The superstitious sailors began to plot mutiny, particularly after, as the children are ordered back into the hold, a heavy piece of metal falls upon Emily, whose obviously broken leg begins to become infected. Chavez takes her, once more, into his own room, mildly drugging her to allow her to sleep, and even holding her when she becomes frightened—strangely fathering her at the very moment when he cannot even control his own men.
The sight of an approaching Dutch ship—another perfect target for the pirate’s plunder—calms down the rebellion; but when Chavez orders that there will be no plundering, but simply the turnover of the children into the Dutch captain’s hands, his companions become even more determined to challenge him. In order to save his friend, Zac orders Chavez to be chained, and the guns to be released.
The Dutch captain, upon being bound, somehow escapes to the pirate boat, encountering the slightly drugged and feverish girl in Chavez’s room, and grabbing a knife, attempts to explain to her that she should cut his bonds. Mistaking his sudden approach as a terrifyingly hostile act, she takes up the knife and stabs him to death.
By coincidence, as the men begin to empty the Dutch ship of its valuables, a British warship appears on the horizon and captures the pirate rig, discovering aboard not only the children but the dead Dutchman.

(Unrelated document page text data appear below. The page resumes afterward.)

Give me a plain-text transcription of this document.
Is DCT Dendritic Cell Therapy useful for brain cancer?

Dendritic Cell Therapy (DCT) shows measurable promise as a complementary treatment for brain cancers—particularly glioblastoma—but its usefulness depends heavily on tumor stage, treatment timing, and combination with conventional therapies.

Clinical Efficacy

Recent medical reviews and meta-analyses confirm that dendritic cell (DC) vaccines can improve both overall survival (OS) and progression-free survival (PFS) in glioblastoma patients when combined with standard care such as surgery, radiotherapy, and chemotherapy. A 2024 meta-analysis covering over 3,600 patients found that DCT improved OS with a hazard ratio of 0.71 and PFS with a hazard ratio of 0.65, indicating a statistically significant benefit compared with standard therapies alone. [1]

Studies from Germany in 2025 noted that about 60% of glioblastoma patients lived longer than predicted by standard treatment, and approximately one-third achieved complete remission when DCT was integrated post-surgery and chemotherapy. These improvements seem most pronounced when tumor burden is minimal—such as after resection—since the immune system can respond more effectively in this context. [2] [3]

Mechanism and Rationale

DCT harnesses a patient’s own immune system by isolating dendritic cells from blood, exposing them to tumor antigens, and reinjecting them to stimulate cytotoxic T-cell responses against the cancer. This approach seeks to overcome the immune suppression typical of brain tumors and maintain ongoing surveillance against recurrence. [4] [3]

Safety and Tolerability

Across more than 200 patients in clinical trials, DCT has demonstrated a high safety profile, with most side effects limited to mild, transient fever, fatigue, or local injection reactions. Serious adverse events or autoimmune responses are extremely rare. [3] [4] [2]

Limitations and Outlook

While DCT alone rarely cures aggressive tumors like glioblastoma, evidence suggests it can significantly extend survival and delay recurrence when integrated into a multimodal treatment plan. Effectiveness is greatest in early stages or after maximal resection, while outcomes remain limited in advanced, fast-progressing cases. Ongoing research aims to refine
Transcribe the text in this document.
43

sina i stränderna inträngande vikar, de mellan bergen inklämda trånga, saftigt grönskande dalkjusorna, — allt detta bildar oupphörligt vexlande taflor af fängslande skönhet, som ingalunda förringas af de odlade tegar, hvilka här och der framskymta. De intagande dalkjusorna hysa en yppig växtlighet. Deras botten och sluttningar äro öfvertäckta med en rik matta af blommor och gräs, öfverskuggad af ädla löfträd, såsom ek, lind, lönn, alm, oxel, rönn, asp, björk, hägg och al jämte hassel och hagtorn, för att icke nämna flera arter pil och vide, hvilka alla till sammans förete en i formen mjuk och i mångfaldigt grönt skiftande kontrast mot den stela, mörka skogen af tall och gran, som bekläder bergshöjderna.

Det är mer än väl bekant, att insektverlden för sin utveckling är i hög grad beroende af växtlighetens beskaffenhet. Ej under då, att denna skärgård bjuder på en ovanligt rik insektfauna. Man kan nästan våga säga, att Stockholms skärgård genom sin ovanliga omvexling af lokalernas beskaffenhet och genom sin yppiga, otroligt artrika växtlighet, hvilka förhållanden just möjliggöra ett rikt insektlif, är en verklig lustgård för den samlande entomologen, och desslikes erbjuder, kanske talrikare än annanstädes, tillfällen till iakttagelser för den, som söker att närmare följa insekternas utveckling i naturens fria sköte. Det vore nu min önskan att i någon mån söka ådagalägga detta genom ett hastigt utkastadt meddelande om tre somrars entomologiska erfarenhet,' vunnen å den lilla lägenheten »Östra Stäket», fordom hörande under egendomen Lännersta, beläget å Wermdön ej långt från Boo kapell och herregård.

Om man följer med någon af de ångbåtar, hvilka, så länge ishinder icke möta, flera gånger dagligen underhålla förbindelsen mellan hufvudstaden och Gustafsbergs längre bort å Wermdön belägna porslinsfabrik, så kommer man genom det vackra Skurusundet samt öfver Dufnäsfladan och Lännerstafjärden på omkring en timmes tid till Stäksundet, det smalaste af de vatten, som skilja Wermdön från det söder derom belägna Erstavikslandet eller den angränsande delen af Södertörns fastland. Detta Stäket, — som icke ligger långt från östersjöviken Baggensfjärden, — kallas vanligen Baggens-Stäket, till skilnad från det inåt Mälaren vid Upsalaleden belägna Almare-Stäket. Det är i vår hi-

In the final scenes, the children, having been reunited in England with their parents, are being questioned about their adventures aboard the pirate ship. Because of their youth, they are not able fully to answer the sometimes subtle and vague accusations of the British lawyer, hoping to build a case against the accused. Emily is forced to appear in court, but despite her own “horrible knowledge” of events, she is unable to properly focus on the meaning of what she is asked, speaking instead on Chavez’ mention of her “drawers” (which he warns her earlier on that, if she rips them, he will be unable to mend), and is unable to appropriately describe her semi-conscious condition during which she, not the accused Chavez, stabbed the Dutch captain.
Observing her distressed confusion, her father refuses to allow her any more testimony, in the process assuring the conviction and hanging of all the pirate crew. Strangely, the audience alone realizes the injustice of this decision, and perceives, that despite their unlawful behavior, they are not guilty of what they have been charged. Only the children and we, the mute observers of history, know the truth, but the children—now being raised as perfect Victorian innocents—cannot speak of their own secret knowledge. Who these monstrous innocents might become as adults is an open question: perhaps they will simply turn out to be the blind and incapable fools who their father and mother represent.
In any event, Mackendrick, in this film further reveals his true talent as a director. If only he could have chopped the de rigour Hollywood-inspired theme song, composed by Larry Adler and sung by Mike LeRoy!